Since my run-in with Newport’s own Jered Weaver on Masters Sunday, he’s done something historic and incredible to say the least.
On Monday, Weaver became the first pitcher to win his sixth game of the season by April 25 and is one of only five pitchers to win their sixth by the end of April. Granted the baseball season starts earlier than it did years ago, but it’s an amazing accomplishment nonetheless.
To put his amazing start in perspective, let’s look at some of the numbers: The Angels have 14 total wins, so Weaver’s six account for 43 percent of the Angels victories. In six starts this season he has six wins and has gone at least 6.1 innings in each start while never giving up more than two earned runs. His last two starts are both complete games where he’s gone 18 innings, given up one earned run and struck out 18.
The highest his ERA has been this season is 1.30, and it currently rests at a league best 0.99 in 45.2 IP. He also leads the majors in strikeouts (49) after leading all of baseball in 2010 with 233. He’s beaten the Royals, the Rays, the Blue Jays, the White Sox, the Rangers, and the A’s and looks to continue his dominance against the Rays again this weekend.
If you aren’t impressed by those numbers since it’s a small sample size then you should know that Weaver notched his 70th career victory, all with the Angels, with a better winning percentage (.642) than anybody in the 50-year history of the club. He bested the .588 mark by a guy you might have heard of, Nolan Ryan.

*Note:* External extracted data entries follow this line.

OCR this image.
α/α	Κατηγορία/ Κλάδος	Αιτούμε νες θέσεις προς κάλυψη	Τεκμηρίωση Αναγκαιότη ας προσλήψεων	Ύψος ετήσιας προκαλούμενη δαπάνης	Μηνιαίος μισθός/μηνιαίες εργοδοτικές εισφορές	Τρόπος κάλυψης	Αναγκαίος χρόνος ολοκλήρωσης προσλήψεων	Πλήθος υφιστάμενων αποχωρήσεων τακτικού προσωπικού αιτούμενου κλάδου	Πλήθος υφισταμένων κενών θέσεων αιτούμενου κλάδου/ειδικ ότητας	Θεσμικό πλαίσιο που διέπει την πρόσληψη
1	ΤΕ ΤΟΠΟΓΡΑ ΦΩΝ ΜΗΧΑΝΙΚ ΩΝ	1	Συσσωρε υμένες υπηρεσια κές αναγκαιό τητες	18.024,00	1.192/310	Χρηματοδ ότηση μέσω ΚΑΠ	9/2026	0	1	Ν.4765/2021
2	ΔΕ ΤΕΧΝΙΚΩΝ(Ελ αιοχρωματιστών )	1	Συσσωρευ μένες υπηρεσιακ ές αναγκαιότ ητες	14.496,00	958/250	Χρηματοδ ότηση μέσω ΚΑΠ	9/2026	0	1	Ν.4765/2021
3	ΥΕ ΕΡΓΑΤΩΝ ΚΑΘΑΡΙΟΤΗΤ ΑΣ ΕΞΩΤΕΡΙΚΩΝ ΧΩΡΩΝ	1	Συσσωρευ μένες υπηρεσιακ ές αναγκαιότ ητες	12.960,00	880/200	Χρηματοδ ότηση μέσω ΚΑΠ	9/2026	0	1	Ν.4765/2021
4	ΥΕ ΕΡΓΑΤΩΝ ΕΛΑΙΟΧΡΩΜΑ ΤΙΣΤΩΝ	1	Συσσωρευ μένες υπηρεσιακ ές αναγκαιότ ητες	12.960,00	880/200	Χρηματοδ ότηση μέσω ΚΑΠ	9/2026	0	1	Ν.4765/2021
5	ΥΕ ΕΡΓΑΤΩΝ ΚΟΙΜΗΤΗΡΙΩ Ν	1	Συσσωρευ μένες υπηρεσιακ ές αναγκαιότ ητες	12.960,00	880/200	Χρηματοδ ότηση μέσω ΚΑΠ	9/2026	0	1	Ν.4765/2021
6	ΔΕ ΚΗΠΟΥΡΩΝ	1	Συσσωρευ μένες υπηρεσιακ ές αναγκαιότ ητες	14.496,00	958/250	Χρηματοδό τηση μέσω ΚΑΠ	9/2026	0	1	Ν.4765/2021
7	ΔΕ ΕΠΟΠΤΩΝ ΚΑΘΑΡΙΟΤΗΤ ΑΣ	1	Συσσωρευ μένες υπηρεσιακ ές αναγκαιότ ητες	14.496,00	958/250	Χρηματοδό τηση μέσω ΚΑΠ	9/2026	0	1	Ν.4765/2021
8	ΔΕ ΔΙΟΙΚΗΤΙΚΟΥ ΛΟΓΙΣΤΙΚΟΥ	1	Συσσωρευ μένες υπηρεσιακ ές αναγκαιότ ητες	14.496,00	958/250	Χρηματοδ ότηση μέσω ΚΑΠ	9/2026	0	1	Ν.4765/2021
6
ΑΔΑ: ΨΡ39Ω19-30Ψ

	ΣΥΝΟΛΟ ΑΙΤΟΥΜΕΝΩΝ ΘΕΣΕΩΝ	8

It’s obviously still very early in the season, but if Weaver manages to keep up even a percentage of this pace, he’ll remain in the talks for the AL Cy Young award throughout the season. If he manages to win the award he’ll be the third Angel to do so joining Bartolo Colon in 2005 and Dean Chance in 1964.
Since he’ll be a free agent after the 2012 season lots of people have already began talking about that team on the other coast that steals/buys everybody else’s players, which is absolute lunacy. Newport already lost one of its favorite Angels starting pitchers, John Lackey, to the BoSox before the 2010 season and we don’t need to lose another one of our favorites to the – it’s difficult to even say – Yankees.
One of the bloggers at Halos Heaven pointed out a very interesting series of numbers: 93, 94, 91, 94, 93, 79, 92, 80, 76, 80. Those numbers represent the speed of the pitches on which Weaver recorded his strikeouts Monday night. Seeing a range from 76-94 is a great sign for Angels fans. Weaver is mixing up his pitches and is able to strike out batters with all of them. Getting to 30 wins for the season is probably out of the question, but 20-25 seems like a sure thing.